The only distractions in otherwise eventless days were the delivery of water and the arrival of meals, but the servants responsible were disinclined to talk and were always accompanied by a guard. All Terelle's attempts to be friendly or to seek information were met with stony silence.
At first, her hope centred on Russet. He had already made paintings of her future, and they didn't include her being imprisoned in Scarcleft Hall, so surely that meant she was going to be freed. If he could just make a waterpainting of her free and somewhere else, then she could count on being released sooner rather than later. Or having an opportunity to escape. Or something. But as the days passed and nothing happened, she began to wonder if Russet was still alive. Perhaps he had returned to his room only to be arrested and killed. Perhaps once a waterpainter was dead, the magic of their paintings dissipated. Hadn't he once said something like that? That when he was dead, she would be free to do what she liked?
And free to be killed.
The thought that he might be dead was… what? Certainly not devastating in the way Amethyst's death had been. She hated him for the way he had tethered her with his painted magic, for the secretiveness that deliberately obscured her origins. She disliked the sly pleasure he took in other people's troubles. His death would not sadden her, but she grieved that it might sever the only connection she had to a distant family she had never known. Her thoughts of Russet's fate were not the worst that plagued her, though.

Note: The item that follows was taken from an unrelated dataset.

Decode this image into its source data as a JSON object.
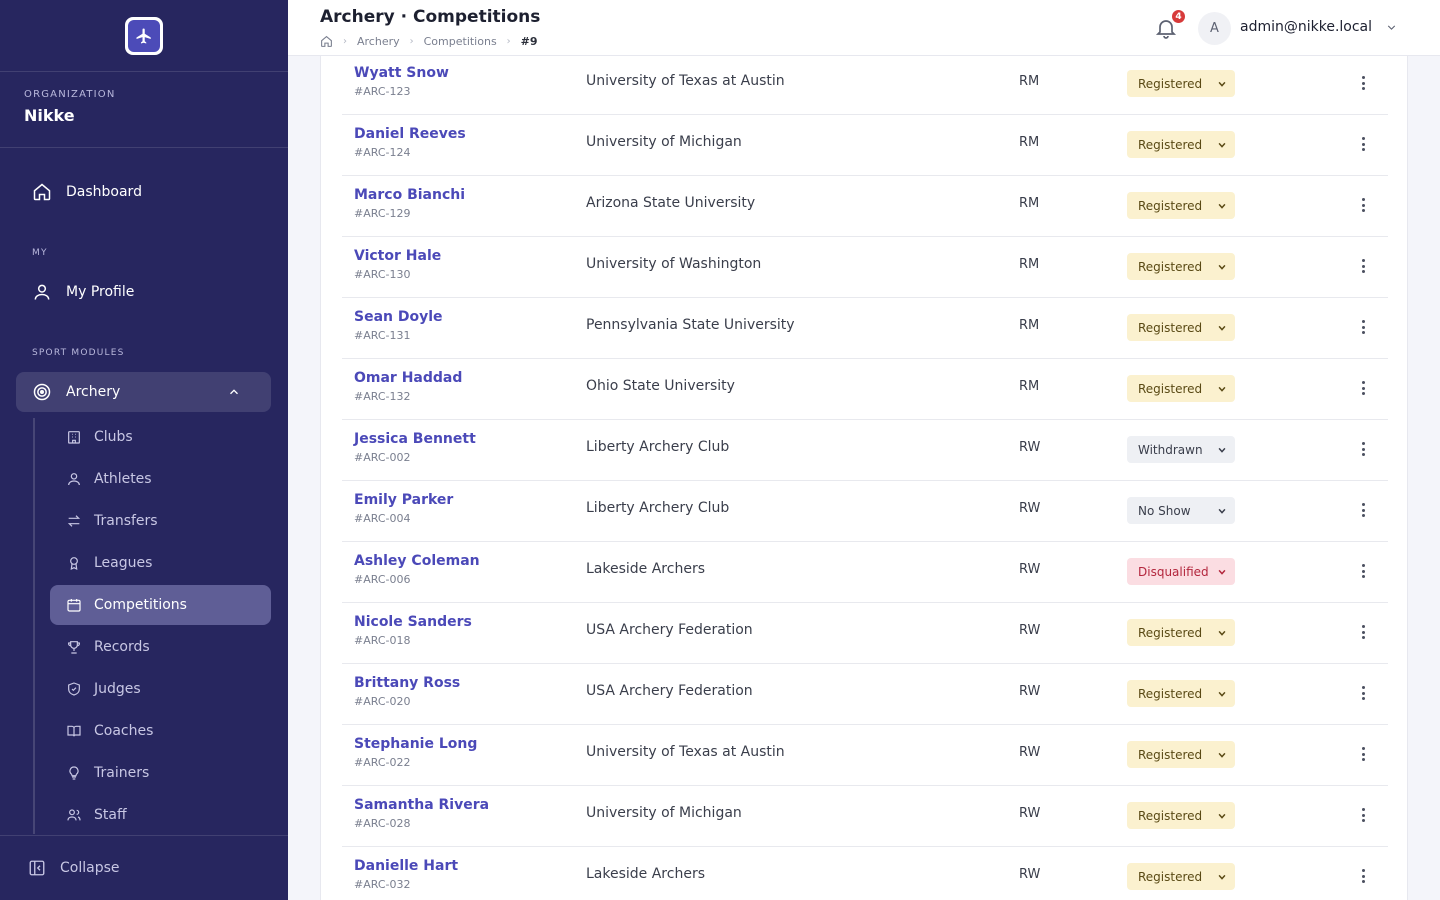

The worst moments of each day came when her thoughts returned-again and again-to Shale. Her last glimpse of him had been of his face, pale and grim, surrounded by a swirl of fighting men, a spray of blood dappling his skin and clothes. Apart from that, her most vivid memories of those moments were of the noise: the clash of blades, the heart-wrenching keening of wounded men, the confused shouting and grunting, the cold voice saying "Kill her."